The Trump administration may have "inadvertently" protected a Russian and Chinese price advantage on the market of pollock sold in the United States, CNN has reported.
According to the Genuine Alaska Pollock Producers (GAPP), a US-based group lobbying US pollock fishermen's interests, Trump's tariffs failed to affect the cheaper Russian-caught, Chinese-processed pollock, with the cod cousin accidentally exempted from the president's stiff 10 per cent tariffs on Chinese imports in 2018 due to bureaucratic hurdles.
For now, the more competitive Russian-caught pollock continues to be widely sold to restaurants and school cafeterias, constituting about half of all fish sticks served in US schools and cashing in on the lucrative $200 million US market for frozen pollock.
CNN's Russian fish stick story instantly sparked a debate on social media, with many users sniffing out the familiar gimmicks of the network's regular Trump-Russia collusion claims.
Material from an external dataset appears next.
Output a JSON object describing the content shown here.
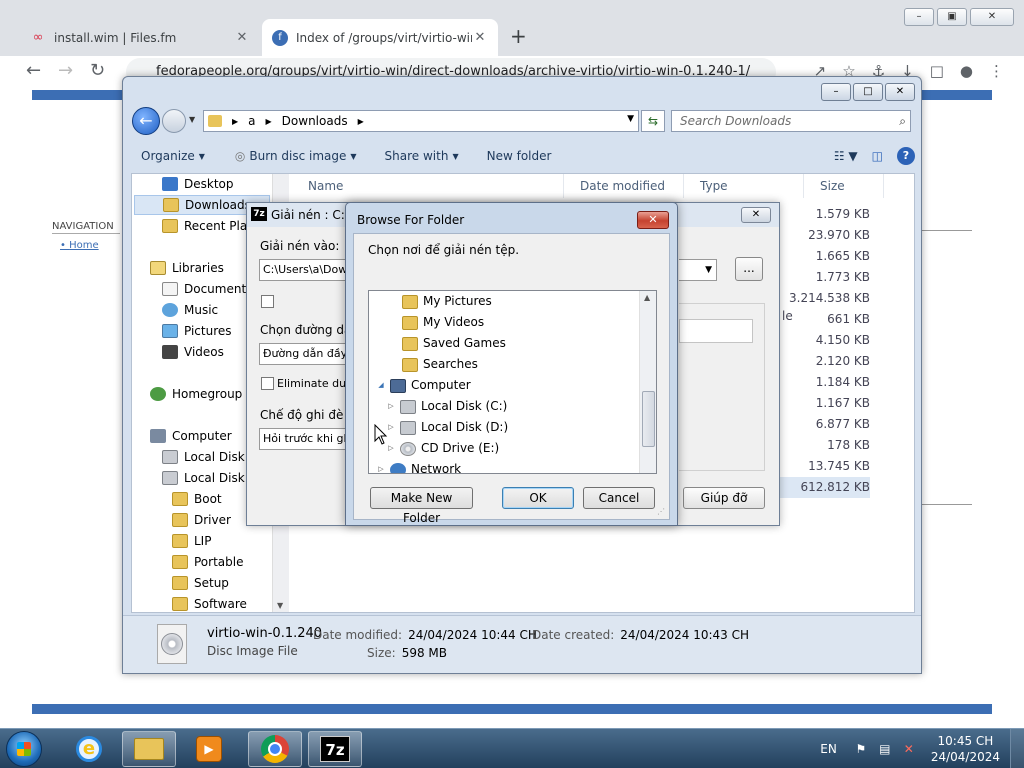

Jokers flooded the CNN Twitter account comments section, quipping that the network had uncovered "Putin's masterplan" and suggesting that "collusion has been proven at last".
Other users questioned just how serious the issue was, given how rarely they see fish stick in a US school cafeteria menu.
Others took the story seriously, suggesting that Trump was obviously about "making Russia great again" and arguing that the administration's decision on Russian fish sticks was far from "inadvertent."
The Trump administration has faced a series of political, legal and media investigations over the president's alleged ties to Russia ever since the 2016 presidential election. Democratic politicians and Democratic-leaning media have accused Moscow of meddling in US affairs, and even working in favour of Trump against his Democratic rival Hillary Clinton, but have provided no serious evidence to substantiate their claims despite over two years of investigation.